For the purposes of the PITS database, treaties are narrowed down to only include the bilateral and multilateral treaties pertaining to the above-named jurisdictions. A treaty is included in the Pacific Islands Treaty Series because of two possible reasons:
1. One or more Pacific Island state or territory has consented to be a party to that treaty. These are the Global treaties; OR
2. Pacific Islands Regional Treaties being bilateral or multilateral treaties that are contracted to or on behalf of the Pacific Island state(s).
The Global treaties are treaties that are focussed on issues at the international plane. An example the human rights treaties such as – International Human Rights Convention on the Rights of the Child.
The Pacific Regional Treaties are mainly bilateral and multilateral treaties whose subject matter is either a Pacific Island country or the subject matter is an issue that directly affects a Pacific country. For example, a treaty which directly affects a Pacific country is “ Australia , New Zealand and United Kingdom ’s Agreement over the Trust Fund for Tuvalu ” and the latter would be “Nuclear Free Pacific Zone Treaty.”

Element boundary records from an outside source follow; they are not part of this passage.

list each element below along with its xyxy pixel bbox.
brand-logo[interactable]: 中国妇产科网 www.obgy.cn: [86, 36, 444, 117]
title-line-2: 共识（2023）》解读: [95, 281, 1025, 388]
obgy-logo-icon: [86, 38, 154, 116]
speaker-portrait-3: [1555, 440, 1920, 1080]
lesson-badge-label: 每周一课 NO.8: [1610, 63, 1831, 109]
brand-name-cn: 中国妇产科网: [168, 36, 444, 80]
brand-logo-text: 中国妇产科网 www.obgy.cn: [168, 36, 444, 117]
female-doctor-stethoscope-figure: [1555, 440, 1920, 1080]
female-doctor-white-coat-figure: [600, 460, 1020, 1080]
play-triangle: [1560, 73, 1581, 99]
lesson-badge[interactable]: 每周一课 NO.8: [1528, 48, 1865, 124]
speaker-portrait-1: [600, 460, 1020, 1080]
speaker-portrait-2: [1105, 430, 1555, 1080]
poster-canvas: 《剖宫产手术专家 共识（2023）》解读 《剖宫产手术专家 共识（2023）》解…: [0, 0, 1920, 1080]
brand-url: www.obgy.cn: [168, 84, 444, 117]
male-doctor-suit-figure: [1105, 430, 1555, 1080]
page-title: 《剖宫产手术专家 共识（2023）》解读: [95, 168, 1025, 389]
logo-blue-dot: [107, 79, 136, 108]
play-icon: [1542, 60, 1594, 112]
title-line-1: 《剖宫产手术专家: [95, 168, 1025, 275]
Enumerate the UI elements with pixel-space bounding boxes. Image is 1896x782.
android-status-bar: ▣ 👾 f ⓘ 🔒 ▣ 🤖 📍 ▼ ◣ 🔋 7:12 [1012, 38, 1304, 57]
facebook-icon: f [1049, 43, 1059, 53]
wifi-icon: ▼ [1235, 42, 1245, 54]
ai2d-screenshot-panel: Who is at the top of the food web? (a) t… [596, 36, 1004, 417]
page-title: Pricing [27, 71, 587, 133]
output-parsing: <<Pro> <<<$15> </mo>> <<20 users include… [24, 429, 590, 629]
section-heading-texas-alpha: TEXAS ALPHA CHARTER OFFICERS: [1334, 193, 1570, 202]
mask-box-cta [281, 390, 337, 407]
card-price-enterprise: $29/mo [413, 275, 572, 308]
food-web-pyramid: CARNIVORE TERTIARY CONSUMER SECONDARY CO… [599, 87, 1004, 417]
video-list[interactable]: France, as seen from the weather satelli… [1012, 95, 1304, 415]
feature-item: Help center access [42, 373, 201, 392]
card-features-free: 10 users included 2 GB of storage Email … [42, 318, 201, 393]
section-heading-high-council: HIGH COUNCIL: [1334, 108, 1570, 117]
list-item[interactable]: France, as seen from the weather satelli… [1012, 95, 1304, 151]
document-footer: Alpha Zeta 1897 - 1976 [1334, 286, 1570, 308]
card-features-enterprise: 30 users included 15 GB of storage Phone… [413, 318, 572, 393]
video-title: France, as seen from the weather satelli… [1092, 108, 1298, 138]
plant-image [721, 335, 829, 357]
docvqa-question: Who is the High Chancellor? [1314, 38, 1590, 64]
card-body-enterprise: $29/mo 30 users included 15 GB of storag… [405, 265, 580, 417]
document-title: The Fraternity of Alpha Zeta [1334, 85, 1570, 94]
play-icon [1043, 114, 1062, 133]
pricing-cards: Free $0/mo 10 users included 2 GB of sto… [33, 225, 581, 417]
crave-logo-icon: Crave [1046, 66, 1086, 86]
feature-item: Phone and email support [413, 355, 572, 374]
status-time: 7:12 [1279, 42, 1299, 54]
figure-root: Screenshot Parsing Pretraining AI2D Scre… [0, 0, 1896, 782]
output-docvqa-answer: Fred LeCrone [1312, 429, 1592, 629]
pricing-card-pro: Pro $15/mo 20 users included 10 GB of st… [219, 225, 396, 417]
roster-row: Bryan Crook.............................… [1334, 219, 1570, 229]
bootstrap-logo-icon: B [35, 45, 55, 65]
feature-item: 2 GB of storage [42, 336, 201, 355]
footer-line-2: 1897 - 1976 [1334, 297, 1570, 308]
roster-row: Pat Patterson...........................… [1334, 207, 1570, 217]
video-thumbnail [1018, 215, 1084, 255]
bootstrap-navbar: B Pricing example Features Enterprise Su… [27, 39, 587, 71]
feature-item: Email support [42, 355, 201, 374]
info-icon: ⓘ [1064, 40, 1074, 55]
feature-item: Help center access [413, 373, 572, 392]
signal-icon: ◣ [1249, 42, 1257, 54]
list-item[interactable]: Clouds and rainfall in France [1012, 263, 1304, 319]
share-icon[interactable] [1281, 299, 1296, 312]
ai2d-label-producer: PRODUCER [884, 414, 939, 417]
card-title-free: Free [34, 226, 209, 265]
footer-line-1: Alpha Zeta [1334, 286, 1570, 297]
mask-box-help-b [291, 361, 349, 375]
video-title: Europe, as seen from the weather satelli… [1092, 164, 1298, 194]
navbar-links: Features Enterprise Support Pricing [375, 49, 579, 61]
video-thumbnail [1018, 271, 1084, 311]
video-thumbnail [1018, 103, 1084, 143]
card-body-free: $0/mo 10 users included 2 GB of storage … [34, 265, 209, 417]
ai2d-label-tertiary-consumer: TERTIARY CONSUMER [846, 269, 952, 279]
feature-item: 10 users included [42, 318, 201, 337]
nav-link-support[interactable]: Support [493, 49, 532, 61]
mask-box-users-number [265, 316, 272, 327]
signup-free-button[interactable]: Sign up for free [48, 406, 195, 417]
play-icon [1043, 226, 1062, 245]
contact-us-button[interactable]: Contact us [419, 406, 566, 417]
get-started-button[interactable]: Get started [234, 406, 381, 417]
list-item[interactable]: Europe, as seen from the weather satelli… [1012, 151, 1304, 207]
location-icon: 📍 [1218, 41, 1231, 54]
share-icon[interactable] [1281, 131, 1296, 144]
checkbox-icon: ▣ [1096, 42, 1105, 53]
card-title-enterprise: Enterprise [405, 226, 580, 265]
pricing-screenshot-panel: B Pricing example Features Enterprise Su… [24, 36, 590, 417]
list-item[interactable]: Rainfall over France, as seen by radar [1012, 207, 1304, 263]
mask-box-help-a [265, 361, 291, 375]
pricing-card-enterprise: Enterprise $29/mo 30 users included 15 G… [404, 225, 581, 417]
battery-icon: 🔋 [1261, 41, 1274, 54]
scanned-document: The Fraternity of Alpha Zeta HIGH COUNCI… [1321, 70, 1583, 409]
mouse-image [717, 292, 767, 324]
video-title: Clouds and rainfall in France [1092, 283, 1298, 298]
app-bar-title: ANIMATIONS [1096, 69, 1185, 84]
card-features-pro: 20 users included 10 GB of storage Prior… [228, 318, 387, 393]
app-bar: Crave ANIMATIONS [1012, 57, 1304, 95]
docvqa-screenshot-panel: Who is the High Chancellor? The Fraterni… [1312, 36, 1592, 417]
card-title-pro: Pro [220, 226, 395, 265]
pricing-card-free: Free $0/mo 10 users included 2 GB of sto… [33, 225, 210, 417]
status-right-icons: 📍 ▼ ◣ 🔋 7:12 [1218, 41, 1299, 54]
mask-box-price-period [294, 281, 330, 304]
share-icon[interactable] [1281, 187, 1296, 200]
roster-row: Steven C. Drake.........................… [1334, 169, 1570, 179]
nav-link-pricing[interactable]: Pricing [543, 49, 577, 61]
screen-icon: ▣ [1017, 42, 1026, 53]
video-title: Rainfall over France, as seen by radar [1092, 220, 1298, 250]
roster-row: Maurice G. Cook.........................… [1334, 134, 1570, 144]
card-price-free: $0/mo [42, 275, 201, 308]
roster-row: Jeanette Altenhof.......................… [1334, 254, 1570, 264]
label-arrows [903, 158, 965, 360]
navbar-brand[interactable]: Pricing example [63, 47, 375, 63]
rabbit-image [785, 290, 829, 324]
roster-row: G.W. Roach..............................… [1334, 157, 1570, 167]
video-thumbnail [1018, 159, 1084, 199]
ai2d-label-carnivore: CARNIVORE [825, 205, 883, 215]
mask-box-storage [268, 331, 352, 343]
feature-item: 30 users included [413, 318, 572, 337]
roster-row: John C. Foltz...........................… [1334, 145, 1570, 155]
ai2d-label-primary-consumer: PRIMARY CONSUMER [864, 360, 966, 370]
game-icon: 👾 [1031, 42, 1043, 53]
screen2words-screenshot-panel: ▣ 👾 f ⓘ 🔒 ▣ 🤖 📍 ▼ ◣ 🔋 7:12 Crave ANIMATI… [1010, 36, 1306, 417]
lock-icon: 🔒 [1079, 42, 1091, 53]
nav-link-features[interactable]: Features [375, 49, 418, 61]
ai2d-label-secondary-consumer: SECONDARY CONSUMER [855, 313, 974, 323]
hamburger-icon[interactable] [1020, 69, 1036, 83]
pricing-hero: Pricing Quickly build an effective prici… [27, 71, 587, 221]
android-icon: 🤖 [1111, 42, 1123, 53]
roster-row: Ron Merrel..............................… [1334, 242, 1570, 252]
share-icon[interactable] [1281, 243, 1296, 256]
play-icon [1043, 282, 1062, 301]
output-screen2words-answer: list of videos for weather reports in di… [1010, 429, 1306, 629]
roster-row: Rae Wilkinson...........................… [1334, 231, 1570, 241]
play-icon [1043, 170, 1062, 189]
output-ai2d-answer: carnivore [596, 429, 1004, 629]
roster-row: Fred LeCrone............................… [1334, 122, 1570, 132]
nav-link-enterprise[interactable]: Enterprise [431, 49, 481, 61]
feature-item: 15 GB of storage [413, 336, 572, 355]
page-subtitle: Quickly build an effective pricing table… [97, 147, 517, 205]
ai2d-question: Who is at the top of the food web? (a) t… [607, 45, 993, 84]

Interested readers can find PITS here:
http://www.paclii.org/pits/
Et c’est aussi la francophonie. Voir http://portail.droit.francophoneie.org sur
acces geographique asie-pacific.
This does indeed look very interesting and useful for pacific law researchers and students. At Monash we have a pacific law research collection in print that is supplemented by some online products – so another PACLII initiative that will have broad interest.